The mind has a funny way of racing at the quietest of times. It’s almost some sort of thermodynamic balance between the internal and the external. It is in these moments that I’ve told myself to focus on a hobby, something that you do for the sake of doing something and perhaps, in some cases, even to the point of mastery.
Food is one area I’d found solace in – both cooking and eating. Creating food can be quite a rewarding experience, especially for the pedantic. For years, the solace of creating an elaborate meal helped immerse the mind. The absence of a kitchen in my current digs has put paid to that option.
There we are then. Under the sheets wanting to make more of ‘quality leisure’, especially now having read about the benefits of focused recreation. ‘It rehabilitates the mind’ (excellent!), ‘invigorates the soul’ (serious?), and ‘supercharges creativity’ (where do I sign up?).
The desire to do everything and the motivation to do nothing can, however, throw up a fair few obstacles. If you’ve ever been there, you’ll associate with the glorious daydreams of success and the catatonic stupor even the thought of getting yourself some water could induce. And then, looking around, you come to a point. Not quite a halt, but not quite a path you associate with continuity or discovery.
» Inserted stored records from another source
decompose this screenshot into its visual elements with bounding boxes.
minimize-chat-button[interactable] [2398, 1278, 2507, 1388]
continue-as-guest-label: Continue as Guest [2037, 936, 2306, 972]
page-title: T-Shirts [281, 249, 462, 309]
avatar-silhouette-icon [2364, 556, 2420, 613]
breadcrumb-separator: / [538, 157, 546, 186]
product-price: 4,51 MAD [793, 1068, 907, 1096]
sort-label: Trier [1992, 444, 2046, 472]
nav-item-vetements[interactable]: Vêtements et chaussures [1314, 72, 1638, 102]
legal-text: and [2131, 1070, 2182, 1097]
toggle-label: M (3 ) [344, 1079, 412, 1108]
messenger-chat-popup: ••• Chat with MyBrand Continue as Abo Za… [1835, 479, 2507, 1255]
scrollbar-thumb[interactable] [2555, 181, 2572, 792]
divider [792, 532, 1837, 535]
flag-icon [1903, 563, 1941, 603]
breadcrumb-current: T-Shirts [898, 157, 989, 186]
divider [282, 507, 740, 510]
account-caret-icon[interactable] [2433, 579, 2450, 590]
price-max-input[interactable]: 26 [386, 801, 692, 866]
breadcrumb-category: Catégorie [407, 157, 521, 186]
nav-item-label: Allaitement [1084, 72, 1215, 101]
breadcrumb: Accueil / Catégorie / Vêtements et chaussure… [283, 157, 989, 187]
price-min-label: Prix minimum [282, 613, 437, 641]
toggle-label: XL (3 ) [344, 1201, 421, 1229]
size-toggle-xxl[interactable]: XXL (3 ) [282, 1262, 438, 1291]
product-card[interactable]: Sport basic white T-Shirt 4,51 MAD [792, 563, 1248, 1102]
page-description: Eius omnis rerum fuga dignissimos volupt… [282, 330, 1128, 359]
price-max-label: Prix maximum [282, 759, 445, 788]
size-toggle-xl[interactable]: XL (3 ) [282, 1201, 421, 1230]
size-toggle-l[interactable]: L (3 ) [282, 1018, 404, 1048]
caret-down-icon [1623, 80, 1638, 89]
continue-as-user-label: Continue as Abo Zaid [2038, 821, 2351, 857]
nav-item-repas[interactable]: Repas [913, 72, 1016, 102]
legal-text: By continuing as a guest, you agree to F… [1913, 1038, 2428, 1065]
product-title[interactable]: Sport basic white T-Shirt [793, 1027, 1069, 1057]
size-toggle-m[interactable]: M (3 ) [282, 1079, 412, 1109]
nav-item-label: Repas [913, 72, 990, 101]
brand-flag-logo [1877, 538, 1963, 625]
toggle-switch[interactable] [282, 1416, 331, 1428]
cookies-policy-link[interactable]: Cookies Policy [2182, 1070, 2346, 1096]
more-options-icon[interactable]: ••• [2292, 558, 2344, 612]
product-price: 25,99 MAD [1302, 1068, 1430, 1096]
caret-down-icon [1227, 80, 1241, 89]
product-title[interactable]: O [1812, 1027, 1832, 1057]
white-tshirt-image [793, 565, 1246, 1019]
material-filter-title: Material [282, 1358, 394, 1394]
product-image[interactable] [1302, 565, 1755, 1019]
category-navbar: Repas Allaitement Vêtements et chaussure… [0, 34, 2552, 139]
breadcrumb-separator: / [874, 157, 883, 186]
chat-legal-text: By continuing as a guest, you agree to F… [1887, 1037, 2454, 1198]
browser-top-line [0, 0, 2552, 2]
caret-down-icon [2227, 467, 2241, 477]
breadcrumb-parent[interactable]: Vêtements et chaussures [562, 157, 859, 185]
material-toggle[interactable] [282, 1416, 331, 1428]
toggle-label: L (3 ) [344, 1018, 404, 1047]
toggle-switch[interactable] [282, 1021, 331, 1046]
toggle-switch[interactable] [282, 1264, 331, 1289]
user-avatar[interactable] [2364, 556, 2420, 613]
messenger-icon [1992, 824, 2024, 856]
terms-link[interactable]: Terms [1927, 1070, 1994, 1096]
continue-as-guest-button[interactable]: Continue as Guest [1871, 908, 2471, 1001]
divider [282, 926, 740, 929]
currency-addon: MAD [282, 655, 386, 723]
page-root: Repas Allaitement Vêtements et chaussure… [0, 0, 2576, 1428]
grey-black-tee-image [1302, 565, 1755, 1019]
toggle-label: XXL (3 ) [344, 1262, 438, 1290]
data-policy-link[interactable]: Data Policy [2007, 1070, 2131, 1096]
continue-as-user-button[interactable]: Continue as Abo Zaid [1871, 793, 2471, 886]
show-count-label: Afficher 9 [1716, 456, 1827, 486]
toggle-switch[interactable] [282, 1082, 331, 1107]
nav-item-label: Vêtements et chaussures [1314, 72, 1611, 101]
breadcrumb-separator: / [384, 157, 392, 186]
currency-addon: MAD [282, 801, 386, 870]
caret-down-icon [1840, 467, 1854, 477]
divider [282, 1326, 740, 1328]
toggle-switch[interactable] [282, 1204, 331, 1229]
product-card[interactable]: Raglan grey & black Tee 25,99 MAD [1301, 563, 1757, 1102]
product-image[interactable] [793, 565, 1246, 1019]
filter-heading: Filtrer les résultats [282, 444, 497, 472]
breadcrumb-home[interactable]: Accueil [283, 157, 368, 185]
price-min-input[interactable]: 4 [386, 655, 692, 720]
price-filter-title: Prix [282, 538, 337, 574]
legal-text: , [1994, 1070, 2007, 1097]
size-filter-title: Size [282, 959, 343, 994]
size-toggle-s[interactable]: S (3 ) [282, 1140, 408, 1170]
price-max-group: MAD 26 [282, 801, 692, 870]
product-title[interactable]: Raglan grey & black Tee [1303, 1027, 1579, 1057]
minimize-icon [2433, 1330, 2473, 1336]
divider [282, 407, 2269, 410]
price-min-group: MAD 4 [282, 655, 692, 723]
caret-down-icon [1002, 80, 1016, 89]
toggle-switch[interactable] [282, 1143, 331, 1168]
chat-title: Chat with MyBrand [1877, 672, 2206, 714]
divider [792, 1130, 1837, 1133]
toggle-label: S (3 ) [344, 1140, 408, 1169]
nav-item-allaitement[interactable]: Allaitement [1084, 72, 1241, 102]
That’s when it happened. ‘Why don’t you clean?’ (this is internal dialogue, please be rest assured that there are more poignant moments, it’s in my best interest to believe that). But cleaning? Surely there’s a better alternative. Cleaning is ephemeral, repetitive, time-consuming and requires focus to do well, hardly the sort of vision for your afternoon that drives the mind to sensorial overload. ‘Isn’t that exactly what you need?’ (see, I told you we could be poignant).
I stick on a podcast (This American Life, great soundtrack for catatonic stupor) and begin to clean. First, the bin bags that reveal the oddness of every object you’ve interacted with during the week, a repository of the residue your life is leaving behind. Bin bags all done, I move to the dreaded Level 2 – clothes. ‘Should I fold this like the laundry does or just go with the sideways fold?’ Mildly disturbed that this discourse is even taking place, I proceed to just take a call and grab life by the proverbial danglers. One folding style for the shirts and the casual, more home-baked approach for the bottoms. Eclectic!
Halfway through I start to feel more productive. It helps that the room looks a lot less cluttered and, over time, I’ve realized that this always has a knock-on effect on the mind. I was speaking to a friend a couple of weeks ago. This was the kind of friend who would categorize Sisyphean conundrums as ‘chat’. Discussing the monotony that comes with adult life in the capitalist world, he proceeded to reference the Gita. “Sometimes you just do things for the virtue of doing them. Not everything will have an end.”
That’s what cleaning means to me. Simple, transitory, immersive and rewarding. Our minds are still in the process of being understood – biochemical, intuitive, emotional and rational in equal measure. There’s little we can do but do something. Do something for the virtue of doing it, the unbearable virtue of conscious monotony. Something for the virtue of having life in your veins and a soul thriving on the possibility of an intriguing construct.
So, get out from under the sheets, go fold a shirt, straighten out some books, and do it without an end in sight.
I’d say more, but those clothes aren’t going to sort themselves.
P.S. For those of you who can’t contain your curiosity, I chose to go with the laundry-style fold.